J.K. Rowling defends use of pseudonym for latest book
Author J.K. Rowling answers accusations from critics and fans about her reasons for choosing to write her latest novel under a male pseudonym.
J.K. Rowling has been getting a lot of attention in the past couple weeks thanks to her latest novel, The Cuckoo's Calling. It wasn't so much that the famous author of the Harry Potter series had penned a new novel that caught the world's attention, but that she did it with a pseudonym. Once the rumors began that Rowling was indeed Robert Galbraith — the author of the novel about a war veteran who becomes a private investigator — she finally came clean and admitted she had written the book.

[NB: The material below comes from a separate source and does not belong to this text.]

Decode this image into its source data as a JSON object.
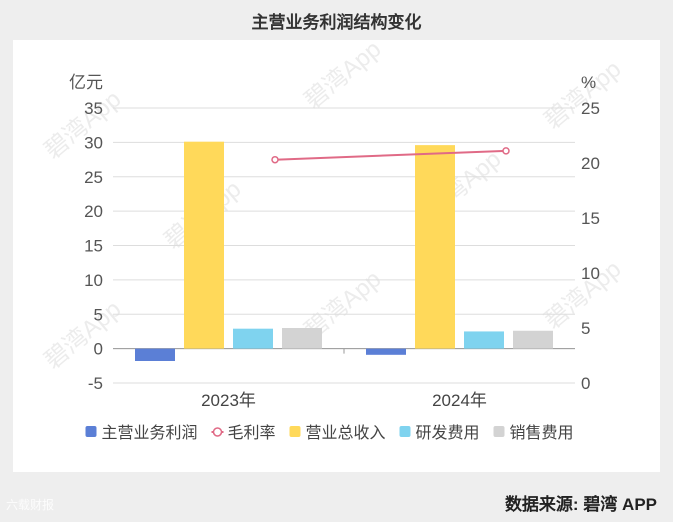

The revelation understandably set the publishing world on fire and caused many fans to wonder why Rowling had chosen to write a new novel without her own moniker. Rowling decided to answer those questions by posting a few remarks on the FAQ page for the official Robert Galbraith website.
To those who believe the entire thing was some big marketing ploy and that Rowling wanted her true identity discovered, she said:
"If anyone had seen the labyrinthine plans I laid to conceal my identity (or indeed my expression when I realized that the game was up!) they would realize how little I wanted to be discovered. I hoped to keep the secret as long as possible." She continued, "This was not a leak or marketing ploy by me, my publisher or agent, both of whom have been completely supportive of my desire to fly under the radar. If sales were what mattered to me most, I would have written under my own name from the start, and with the greatest fanfare."
Regarding why she chose to write the novel at all and why it was done under a pseudonym in the first place, Rowling said:
"I've always loved reading detective fiction. Most of the Harry Potter stories are whodunits at heart (Order of the Phoenix is more of a why-did-he), but I've wanted to try the real thing for a long time. As for the pseudonym, I was yearning to go back to the beginning of a writing career in this new genre, to work without hype or expectation and to receive totally unvarnished feedback. It was a fantastic experience and I only wish it could have gone on a little longer."
Some may have been wondering why Rowling chose to make her pseudonym a man, rather than just choose a woman's pen name. To that question, she said:
"I certainly wanted to take my writing persona as far away as possible from me, so a male pseudonym seemed a good idea. I am proud to say, though, that when I 'unmasked' myself to my editor David Shelley who had read and enjoyed The Cuckoo's Calling without realizing I wrote it, one of the first things he said was 'I never would have thought a woman wrote that.' Apparently I had successfully channeled my inner bloke!"
Perhaps Rowling also took a break from her own name because she didn't want a repeat performance of what happened after she tried publishing her last novel for adults. Though, to be fair, she did warn people that they might not like the book and the critics certainly agreed with that assessment.